Cross-sectional and longitudinal associations between total and regional white matter hyperintensity volume and cognitive and motor function in Parkinson's disease


Pozorski V, Oh JM, Okonkwo O, Krislov S, Barzgari A, Theisen F, Sojkova J, Bendlin BB, Johnson SC, Gallagher CL.

Neuroimage Clin. 2019 May 23;23:101870. doi: 10.1016/j.nicl.2019.101870. [Epub ahead of print]

Abstract

BACKGROUND: White matter hyperintensities (WMH) are frequently observed on T2-weighted brain magnetic resonance imaging studies of healthy older adults and have been linked with impairments in balance, gait, and cognition. Nonetheless, few studies have investigated the longitudinal effects of comorbid WMH on cognition and motor function in Parkinson's disease.

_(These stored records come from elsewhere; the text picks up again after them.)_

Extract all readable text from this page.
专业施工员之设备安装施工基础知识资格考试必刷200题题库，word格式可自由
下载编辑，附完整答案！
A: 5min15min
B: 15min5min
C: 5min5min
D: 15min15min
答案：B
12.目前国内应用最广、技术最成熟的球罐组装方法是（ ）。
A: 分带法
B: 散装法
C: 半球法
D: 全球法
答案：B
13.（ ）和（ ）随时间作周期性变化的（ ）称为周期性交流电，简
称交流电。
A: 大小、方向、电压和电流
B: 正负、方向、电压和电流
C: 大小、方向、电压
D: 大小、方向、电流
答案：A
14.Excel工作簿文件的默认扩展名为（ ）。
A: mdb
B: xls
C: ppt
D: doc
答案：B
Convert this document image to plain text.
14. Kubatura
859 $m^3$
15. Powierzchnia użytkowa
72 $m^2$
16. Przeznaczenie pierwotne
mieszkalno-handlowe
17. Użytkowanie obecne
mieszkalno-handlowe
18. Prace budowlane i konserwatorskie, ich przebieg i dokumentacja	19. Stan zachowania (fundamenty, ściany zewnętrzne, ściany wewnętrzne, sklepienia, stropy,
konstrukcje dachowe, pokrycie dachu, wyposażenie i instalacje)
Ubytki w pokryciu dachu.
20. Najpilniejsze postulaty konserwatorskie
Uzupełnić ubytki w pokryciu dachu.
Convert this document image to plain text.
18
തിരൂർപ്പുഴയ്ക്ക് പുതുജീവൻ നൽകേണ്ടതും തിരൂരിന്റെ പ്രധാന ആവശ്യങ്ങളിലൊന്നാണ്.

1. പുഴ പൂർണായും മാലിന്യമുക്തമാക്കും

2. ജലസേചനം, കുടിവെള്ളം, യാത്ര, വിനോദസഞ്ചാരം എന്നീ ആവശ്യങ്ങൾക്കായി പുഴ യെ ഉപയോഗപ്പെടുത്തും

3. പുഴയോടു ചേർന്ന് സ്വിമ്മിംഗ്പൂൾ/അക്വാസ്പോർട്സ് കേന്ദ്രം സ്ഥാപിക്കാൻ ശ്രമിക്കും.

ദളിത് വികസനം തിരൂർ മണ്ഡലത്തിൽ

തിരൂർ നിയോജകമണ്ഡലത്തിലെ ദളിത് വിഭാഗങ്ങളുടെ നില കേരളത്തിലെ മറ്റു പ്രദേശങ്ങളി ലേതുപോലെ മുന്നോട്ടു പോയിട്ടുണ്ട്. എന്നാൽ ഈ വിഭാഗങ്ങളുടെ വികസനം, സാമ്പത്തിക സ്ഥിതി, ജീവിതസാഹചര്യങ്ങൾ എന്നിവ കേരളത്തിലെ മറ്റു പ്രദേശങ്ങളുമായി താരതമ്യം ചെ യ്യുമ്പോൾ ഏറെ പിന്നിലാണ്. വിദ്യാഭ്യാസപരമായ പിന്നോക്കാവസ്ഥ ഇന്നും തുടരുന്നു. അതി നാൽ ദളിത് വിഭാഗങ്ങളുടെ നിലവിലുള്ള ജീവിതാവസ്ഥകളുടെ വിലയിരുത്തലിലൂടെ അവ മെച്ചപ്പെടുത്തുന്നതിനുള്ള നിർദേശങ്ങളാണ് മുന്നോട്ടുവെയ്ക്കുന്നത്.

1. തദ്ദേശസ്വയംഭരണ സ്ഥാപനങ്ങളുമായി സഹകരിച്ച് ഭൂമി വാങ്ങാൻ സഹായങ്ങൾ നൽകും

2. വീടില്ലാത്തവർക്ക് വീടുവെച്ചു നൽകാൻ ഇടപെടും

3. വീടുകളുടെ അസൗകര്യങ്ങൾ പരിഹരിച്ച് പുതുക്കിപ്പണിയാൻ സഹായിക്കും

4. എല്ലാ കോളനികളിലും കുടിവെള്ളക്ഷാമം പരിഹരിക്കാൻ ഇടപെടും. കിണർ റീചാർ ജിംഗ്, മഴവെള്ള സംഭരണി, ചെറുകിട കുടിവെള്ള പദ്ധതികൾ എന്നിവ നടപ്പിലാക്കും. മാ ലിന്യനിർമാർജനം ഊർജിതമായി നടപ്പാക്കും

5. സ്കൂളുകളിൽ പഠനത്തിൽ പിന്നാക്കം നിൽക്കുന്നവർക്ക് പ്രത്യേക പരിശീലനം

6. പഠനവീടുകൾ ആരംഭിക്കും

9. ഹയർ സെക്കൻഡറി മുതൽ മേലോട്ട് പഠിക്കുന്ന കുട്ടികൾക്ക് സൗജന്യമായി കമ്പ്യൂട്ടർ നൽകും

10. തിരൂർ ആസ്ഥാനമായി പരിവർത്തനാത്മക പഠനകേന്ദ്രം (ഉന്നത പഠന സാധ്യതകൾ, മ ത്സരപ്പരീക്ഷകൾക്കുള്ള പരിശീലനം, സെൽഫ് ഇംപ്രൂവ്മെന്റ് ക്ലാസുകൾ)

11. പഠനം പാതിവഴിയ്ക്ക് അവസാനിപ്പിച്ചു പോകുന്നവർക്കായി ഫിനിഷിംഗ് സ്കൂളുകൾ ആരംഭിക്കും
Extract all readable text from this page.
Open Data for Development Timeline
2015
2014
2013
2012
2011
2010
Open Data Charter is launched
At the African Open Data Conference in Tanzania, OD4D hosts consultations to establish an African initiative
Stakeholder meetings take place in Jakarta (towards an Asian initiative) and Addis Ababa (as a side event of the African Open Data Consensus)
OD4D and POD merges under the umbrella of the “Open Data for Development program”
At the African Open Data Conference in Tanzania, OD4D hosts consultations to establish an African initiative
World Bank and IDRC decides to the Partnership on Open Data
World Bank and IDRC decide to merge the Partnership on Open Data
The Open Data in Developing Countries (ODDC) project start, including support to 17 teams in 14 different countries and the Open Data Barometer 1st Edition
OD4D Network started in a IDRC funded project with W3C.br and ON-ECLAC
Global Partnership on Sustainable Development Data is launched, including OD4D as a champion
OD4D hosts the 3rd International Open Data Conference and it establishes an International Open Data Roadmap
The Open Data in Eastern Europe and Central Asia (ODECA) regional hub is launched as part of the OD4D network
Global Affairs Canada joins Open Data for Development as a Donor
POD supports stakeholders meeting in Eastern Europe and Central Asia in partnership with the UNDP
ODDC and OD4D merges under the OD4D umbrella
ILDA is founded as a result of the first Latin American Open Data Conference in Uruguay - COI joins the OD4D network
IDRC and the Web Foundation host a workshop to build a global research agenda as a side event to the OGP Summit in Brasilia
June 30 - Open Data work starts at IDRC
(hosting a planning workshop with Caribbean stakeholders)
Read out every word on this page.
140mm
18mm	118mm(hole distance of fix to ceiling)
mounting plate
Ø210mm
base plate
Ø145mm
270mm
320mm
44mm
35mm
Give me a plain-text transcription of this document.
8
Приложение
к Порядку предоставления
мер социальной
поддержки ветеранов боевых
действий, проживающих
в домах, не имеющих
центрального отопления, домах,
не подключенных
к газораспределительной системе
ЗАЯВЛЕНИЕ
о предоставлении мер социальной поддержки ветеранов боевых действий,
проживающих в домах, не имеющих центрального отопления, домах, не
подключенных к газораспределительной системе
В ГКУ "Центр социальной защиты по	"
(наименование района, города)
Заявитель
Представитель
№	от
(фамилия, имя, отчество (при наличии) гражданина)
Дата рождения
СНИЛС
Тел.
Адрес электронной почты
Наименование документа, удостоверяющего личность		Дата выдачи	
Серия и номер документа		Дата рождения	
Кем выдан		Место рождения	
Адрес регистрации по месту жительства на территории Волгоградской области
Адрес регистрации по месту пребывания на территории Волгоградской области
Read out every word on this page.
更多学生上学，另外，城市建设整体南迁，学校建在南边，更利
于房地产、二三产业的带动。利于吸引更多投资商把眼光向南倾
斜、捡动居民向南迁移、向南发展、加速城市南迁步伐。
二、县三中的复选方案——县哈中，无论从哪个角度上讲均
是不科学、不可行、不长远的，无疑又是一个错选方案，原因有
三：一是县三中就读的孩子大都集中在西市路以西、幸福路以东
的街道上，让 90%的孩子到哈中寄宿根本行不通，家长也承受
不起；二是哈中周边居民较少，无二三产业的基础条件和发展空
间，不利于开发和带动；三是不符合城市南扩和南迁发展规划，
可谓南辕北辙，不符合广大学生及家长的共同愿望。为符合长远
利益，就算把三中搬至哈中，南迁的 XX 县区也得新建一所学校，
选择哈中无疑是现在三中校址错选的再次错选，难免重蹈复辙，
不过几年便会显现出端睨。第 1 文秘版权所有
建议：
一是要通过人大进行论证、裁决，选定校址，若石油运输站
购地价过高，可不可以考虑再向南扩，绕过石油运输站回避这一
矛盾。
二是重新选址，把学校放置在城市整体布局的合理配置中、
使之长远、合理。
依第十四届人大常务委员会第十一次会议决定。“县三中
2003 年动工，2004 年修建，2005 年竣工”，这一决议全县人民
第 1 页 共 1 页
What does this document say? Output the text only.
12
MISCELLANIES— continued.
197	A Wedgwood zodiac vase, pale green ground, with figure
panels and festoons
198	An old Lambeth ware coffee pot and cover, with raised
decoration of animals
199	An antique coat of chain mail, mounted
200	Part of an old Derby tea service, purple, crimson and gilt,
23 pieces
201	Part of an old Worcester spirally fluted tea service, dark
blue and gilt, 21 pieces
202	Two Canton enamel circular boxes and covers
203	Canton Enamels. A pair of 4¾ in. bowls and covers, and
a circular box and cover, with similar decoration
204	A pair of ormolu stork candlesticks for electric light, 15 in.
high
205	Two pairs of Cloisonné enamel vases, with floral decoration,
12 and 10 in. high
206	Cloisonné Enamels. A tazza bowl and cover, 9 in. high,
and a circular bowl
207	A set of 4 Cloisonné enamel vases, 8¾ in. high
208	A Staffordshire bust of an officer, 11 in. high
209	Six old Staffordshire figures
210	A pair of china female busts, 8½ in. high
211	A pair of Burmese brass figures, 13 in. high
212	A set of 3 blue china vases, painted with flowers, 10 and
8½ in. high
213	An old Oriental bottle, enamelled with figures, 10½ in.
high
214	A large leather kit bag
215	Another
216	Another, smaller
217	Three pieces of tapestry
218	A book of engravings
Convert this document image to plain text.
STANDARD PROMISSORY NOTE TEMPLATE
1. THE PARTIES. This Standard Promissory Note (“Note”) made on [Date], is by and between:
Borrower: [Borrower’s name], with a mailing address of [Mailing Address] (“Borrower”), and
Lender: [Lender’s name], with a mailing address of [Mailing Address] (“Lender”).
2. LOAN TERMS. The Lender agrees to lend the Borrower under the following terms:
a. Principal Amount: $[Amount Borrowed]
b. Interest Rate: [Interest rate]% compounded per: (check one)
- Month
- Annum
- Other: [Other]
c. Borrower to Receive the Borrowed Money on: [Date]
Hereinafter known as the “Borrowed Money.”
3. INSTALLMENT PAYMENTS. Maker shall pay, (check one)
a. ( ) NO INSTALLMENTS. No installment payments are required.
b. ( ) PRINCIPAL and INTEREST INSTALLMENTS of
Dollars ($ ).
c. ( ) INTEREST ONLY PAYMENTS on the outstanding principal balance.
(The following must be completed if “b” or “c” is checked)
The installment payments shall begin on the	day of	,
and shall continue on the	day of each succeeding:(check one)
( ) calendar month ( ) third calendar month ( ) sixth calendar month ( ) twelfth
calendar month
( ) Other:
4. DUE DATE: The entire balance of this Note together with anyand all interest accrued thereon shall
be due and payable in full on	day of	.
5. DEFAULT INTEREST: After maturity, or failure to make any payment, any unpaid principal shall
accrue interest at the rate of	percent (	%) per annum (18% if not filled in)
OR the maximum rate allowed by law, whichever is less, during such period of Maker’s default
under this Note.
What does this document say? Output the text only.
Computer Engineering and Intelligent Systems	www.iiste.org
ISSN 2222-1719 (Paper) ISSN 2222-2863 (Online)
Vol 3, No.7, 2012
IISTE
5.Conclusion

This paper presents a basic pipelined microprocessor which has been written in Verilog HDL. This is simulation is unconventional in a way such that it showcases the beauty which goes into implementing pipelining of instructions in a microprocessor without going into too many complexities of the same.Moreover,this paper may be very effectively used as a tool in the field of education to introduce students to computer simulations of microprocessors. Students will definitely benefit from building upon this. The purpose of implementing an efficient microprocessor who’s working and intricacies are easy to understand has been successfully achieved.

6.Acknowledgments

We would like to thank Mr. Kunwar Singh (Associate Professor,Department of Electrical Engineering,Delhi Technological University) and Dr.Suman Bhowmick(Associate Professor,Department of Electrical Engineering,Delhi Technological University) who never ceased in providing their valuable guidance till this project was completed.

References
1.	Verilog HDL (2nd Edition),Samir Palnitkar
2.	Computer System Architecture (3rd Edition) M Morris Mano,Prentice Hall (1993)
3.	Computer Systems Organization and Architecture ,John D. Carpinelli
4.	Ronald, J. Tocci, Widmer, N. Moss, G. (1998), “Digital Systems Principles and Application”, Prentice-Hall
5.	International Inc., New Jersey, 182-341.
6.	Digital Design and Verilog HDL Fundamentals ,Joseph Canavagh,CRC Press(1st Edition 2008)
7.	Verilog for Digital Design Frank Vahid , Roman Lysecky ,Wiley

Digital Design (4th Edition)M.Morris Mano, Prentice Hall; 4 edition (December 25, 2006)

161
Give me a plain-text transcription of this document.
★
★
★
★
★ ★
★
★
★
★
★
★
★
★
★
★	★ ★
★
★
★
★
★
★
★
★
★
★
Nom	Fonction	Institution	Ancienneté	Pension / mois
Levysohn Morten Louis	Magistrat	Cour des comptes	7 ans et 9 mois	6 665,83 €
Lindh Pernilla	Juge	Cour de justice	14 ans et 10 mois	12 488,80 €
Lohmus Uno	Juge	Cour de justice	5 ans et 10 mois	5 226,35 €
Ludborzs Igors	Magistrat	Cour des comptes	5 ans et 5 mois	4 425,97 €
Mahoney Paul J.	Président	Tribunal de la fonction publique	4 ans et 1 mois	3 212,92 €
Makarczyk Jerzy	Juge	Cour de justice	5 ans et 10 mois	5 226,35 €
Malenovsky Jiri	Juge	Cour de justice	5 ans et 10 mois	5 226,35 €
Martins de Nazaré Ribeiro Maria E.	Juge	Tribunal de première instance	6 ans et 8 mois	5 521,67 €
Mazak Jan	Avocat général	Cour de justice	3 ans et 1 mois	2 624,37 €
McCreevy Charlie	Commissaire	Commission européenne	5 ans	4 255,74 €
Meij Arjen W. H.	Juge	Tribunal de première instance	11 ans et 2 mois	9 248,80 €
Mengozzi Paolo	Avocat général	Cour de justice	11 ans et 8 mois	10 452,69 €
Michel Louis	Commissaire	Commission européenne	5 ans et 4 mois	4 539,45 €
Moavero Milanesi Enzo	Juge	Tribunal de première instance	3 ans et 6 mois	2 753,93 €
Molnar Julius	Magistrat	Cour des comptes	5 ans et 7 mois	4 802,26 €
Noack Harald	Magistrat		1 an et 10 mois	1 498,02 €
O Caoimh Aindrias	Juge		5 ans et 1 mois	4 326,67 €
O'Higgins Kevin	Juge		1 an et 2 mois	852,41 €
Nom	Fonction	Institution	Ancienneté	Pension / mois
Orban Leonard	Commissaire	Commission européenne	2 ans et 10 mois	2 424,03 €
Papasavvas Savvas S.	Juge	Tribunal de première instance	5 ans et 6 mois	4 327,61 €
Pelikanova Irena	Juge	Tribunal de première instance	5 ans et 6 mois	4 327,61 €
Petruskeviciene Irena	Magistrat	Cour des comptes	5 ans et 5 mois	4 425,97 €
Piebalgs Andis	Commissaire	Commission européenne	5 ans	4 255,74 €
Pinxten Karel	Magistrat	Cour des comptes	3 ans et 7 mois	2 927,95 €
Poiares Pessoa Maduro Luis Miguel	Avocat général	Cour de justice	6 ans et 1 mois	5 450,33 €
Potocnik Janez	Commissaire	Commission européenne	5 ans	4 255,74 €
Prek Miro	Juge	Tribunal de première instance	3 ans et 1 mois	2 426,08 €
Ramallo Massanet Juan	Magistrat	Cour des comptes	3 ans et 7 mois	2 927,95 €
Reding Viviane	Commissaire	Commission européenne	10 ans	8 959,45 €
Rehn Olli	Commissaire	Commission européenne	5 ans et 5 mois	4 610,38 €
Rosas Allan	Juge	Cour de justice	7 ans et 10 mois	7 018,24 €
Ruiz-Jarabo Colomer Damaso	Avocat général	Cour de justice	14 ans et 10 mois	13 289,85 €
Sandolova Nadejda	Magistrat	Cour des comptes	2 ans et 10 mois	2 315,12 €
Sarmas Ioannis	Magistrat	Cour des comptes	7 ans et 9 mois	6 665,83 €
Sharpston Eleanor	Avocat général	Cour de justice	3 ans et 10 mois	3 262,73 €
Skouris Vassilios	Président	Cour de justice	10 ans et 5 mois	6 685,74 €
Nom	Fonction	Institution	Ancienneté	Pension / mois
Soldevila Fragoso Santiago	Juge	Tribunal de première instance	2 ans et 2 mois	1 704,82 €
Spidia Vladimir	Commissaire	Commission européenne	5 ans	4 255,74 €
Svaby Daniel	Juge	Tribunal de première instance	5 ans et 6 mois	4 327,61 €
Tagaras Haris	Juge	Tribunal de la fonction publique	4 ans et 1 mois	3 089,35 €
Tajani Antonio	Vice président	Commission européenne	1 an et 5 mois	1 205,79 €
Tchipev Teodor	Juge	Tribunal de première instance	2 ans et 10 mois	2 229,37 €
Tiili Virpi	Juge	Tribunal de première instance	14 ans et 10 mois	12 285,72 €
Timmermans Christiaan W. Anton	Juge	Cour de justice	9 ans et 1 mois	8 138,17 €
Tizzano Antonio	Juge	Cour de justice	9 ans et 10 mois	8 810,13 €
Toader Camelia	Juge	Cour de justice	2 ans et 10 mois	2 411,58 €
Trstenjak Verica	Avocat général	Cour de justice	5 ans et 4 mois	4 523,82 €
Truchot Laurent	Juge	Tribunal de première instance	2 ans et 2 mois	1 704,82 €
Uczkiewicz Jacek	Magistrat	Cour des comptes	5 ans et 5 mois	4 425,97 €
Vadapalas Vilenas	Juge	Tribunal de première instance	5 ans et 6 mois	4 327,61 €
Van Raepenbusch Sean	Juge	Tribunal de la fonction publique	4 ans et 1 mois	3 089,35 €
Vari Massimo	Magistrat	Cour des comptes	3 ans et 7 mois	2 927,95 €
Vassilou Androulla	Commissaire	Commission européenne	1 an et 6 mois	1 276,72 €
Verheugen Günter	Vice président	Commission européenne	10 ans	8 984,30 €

METHODS: The Lesion Segmentation Tool for Statistical Parametric Mapping was used to obtain total lesion volume and map regional WMH probabilities in 29 PD and 42 control participants at two study visits 18 months apart. Both cross-sectional and longitudinal comparisons were made between composite scores in the domains of executive function, memory, and language, and Unified Parkinson's Disease Rating Scale (UPDRS) scores. RESULTS: We found no difference between disease and control groups in total WMH volume or progression during the study. Greater regional and global WMH at baseline was more strongly associated with lower executive function in PD subjects than in controls. Increased regional WMH was also more strongly associated with impaired memory performance in PD relative to controls. Longitudinally, no associations between cognitive change and total or regional WMH progression were detected in either group. A positive relationship between baseline regional WMH and total UPDRS scores was present in the control group, but not PD. However, greater WMH increase was associated with a greater increase in UPDRS motor sub-scores in PD. CONCLUSIONS: These findings suggest that although PD patients do not experience greater mean WMH load than normal aged adults, comorbid WMH do exacerbate cognitive and motor symptoms in PD.